Syllabus Statements (updated for SPRING 2009)


"W" and "FN" Dates

The last day to drop a full semester course with a "W" is March 20.
Students who stop attending class on or before April 6 will receive an "FN."


ADA Notice

ADA notice: Students with disabilities who require accommodations (academic and/or auxiliary aids or services) for this course must contact the Office for Student Disability Services, Room A200, Downing University Center.  The OFSDS telephone number is (270) 745-5004 V/TDD.  Please do not request accommodations directly from the instructor without a letter of accommodation from the Office for Student Disability Services.


SACS Notice

As part of a university-wide accreditation study, a small sample of papers will be collected from randomly-selected individuals in all ENG 200 and "Category E" classes this semester.  The papers will be examined anonymously as part of a program assessment; results will have no bearing on student assessment or course grades.


Goals/Objectives

(Cut-and-pasted from MS Word documents accessible at <http://www.wku.edu/Dept/Academic/AHSS/English/joehardins%20website/Faculty%20Links.html>.)

English 100

This course fulfills the A.1. (Organization and Communication of Ideas) general education requirement at WKU.  The course will help you attain these general education goals and objectives:

1. The capacity for critical and logical thinking

2. Proficiency in reading, writing, speaking

The goals of the course are to introduce students to college-level writing and critical reading, to give students instruction and practice in writing and reading college-level essays, and to make students aware of how various audiences and rhetorical situations call for different choices in language, structure, format, and tone.  Students receive instruction and practice that allows them to clearly articulate their audience, purpose, and rhetorical situation for writing assignments.  Reading assignments stress how and why authors make rhetorical choices and are designed both to immerse students in written language and to develop critical thinking, reading, and writing skills.


English 200

English 200 fulfills the B.1 (Humanities/Literature) general education requirement.  It will help students attain these general education objectives:

·         proficiency in reading, writing, and speaking

·         an informed acquaintance with major achievements in the arts and humanities. 
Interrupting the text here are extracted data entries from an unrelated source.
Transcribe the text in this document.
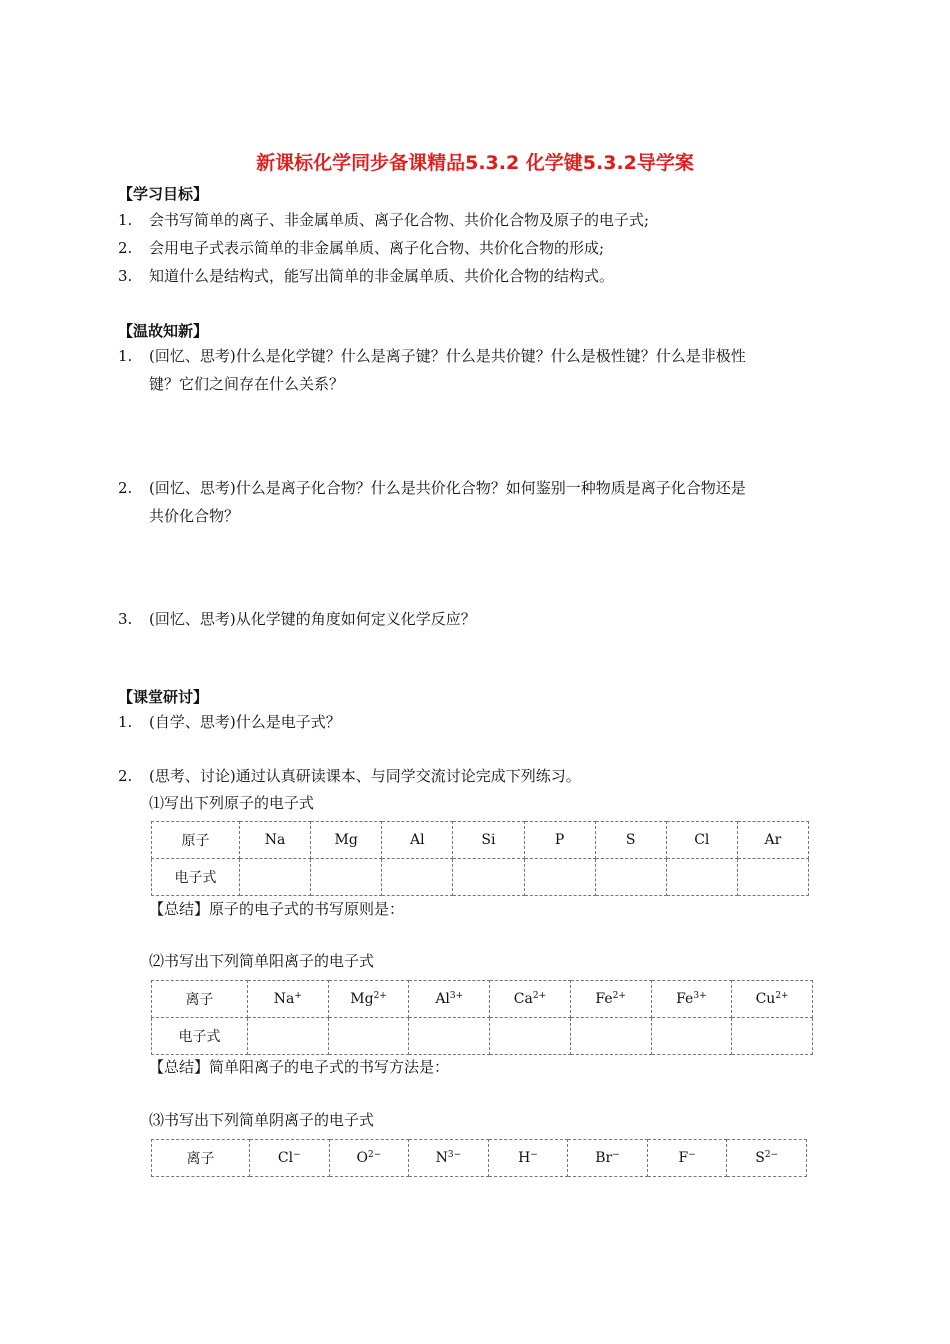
新课标化学同步备课精品5.3.2 化学键5.3.2导学案
【学习目标】
1. 会书写简单的离子、非金属单质、离子化合物、共价化合物及原子的电子式;
2. 会用电子式表示简单的非金属单质、离子化合物、共价化合物的形成;
3. 知道什么是结构式，能写出简单的非金属单质、共价化合物的结构式。
【温故知新】
1. (回忆、思考)什么是化学键？什么是离子键？什么是共价键？什么是极性键？什么是非极性
键？它们之间存在什么关系？
2. (回忆、思考)什么是离子化合物？什么是共价化合物？如何鉴别一种物质是离子化合物还是
共价化合物？
3. (回忆、思考)从化学键的角度如何定义化学反应？
【课堂研讨】
1. (自学、思考)什么是电子式？
2. (思考、讨论)通过认真研读课本、与同学交流讨论完成下列练习。
⑴写出下列原子的电子式
原子	Na	Mg	Al	Si	P	S	Cl	Ar
电子式								
【总结】原子的电子式的书写原则是：
⑵书写出下列简单阳离子的电子式
离子	Na+	$Mg^{2+}$	$Al^{3+}$	$Ca^{2+}$	$Fe^{2+}$	$Fe^{3+}$	$Cu^{2+}$
电子式							
【总结】简单阳离子的电子式的书写方法是：
⑶书写出下列简单阴离子的电子式
离子	Cl−	$O^{2-}$	$N^{3-}$	H−	Br−	F−	$S^{2-}$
This course examines representative works in the major genres of literature (poetry, fiction, and drama), with attention to different time periods, cultures, and diversity. Through class discussions and through reading and writing assignments, students will question, think, and write critically about literature.  The aim of the course is to introduce students to the concepts and methodologies essential to the analysis and appreciation of a significant body of work.



English 300

This course fulfills the A.1. (Organization and Communication of Ideas) general education requirement at WKU.  The course will help you attain these general education goals and objectives:

1. The capacity for critical and logical thinking

2. Proficiency in reading, writing, speaking

The goals of the course are to introduce students to writing and reading in the academic disciplines, to give students advanced instruction and practice in writing and reading essays within those various disciplines, and to make students aware of how disciplinary conventions and rhetorical situations call for different choices in language, structure, format, tone, citation, and documentation.  Students will conduct investigations into writing conventions in their fields and receive advanced instruction in planning, drafting, arranging, revising, and editing discipline-specific essays.  Reading assignments stress how knowledge is made and reported in various disciplines.  Students learn how to evaluate primary and secondary sources for accuracy, authority, bias, and relevance and how to synthesize different points of view within their essays.